Y es que en su mirada comparece un mundo en el que son importantes la poesía y los libros, la música y los escritores, pero sobre todo los otros seres humanos, con sus miserias y sus grandezas, sus contradicciones, los desaciertos de su corazón, sus fantasías y una capacidad de ilusión que en los adultos sigue pareciendo infantil, a pesar de las derrotas. ¿Por qué? Porque nació entusiasmado con la vida y la amistad (baste anotar sus relaciones con Plinio Apuleyo, Álvaro Cepeda Samudio, don Ramón Vinyes, el sabio catalán, Álvaro Mutis) a tal grado que esa fascinación por las criaturas de la realidad y los personajes de la ficción le hizo experimentar en carne propia que el periodismo no es sino uno más de los géneros literarios y que "novela y reportaje son hijos de una misma madre". ¿Por qué entonces novela y autobiografía o memorias no habrían de tener los mismos progenitores?
Hay una cadencia de la frase muy reconocible como de García Márquez, una manera de adjetivar, una fobia por los adverbios terminados en mente (que nunca usa), un aire muy propio en el ataque inicial del enunciado, un modo de rematar la oración, una manía afortunada (tal vez asimilada en sus lecturas de Rulfo) de poner los resonantes nombres y apellidos completos de los personajes, los amigos y los familiares, y ese aprendizaje se va viendo aquí en sus memorias como un germen primero y luego como una conclusión estilística.
García Márquez refrenda lo que sospechaba Marcel Proust: que al recordar uno incorpora un factor añadido a la cosa real, a la experiencia resucitada a través de la imaginación, como si la memoria jugara el papel de inventar otra ”realidad”, aparente o imaginada, que se empalma con cualquier instante del pasado. En esta transfiguración del hijo del telegrafista de Aracataca cuenta además, de modo significativo y personalísimo, el componente emocional, puesto que ni la conciencia ni la memoria reviven sin los tintes de la emoción.

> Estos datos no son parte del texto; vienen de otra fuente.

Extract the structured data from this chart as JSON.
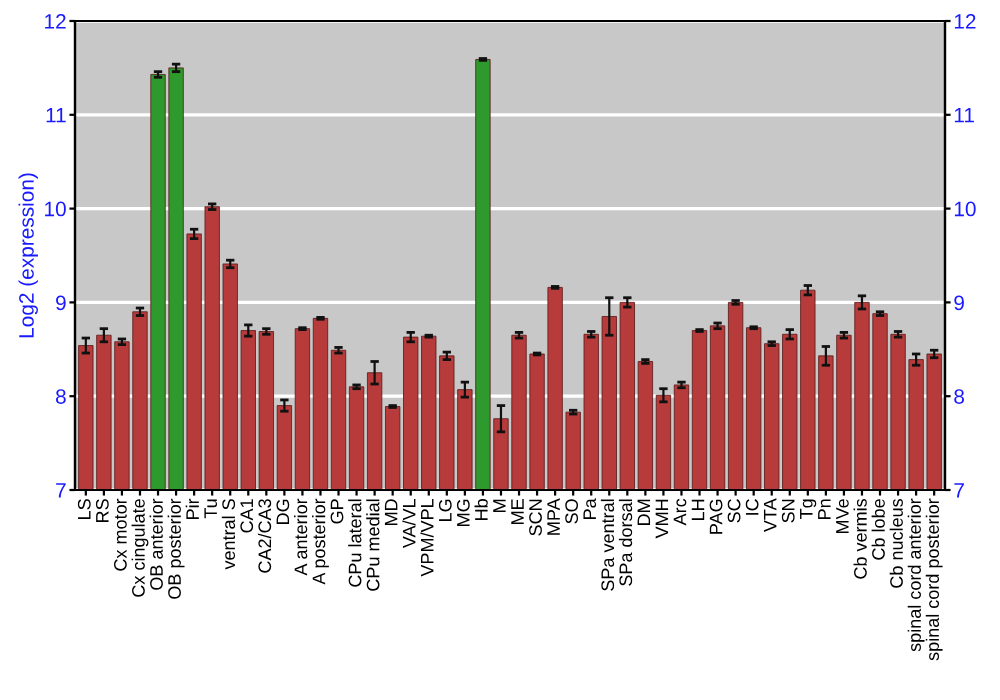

El efecto de conjunto, al llegar uno a la última página, es precisamente la sensación de que hemos compartido las industrias y andanzas de una emotividad, una alegría, una celebración, un agradecimiento: emociones todas que se tienen cuando se ha alcanzado una vida plena impregnada por la literatura.
Vivir para contarla es un ejemplo maravilloso para entender lo que es la mentira en la literatura y también en la autobiografía. No la mentira como falsedad sino como fabulación: el camino de la fantasía que conduce a otra dimensión, el reino de las ficciones verdaderas, la recóndita provincia de una verdad más profunda.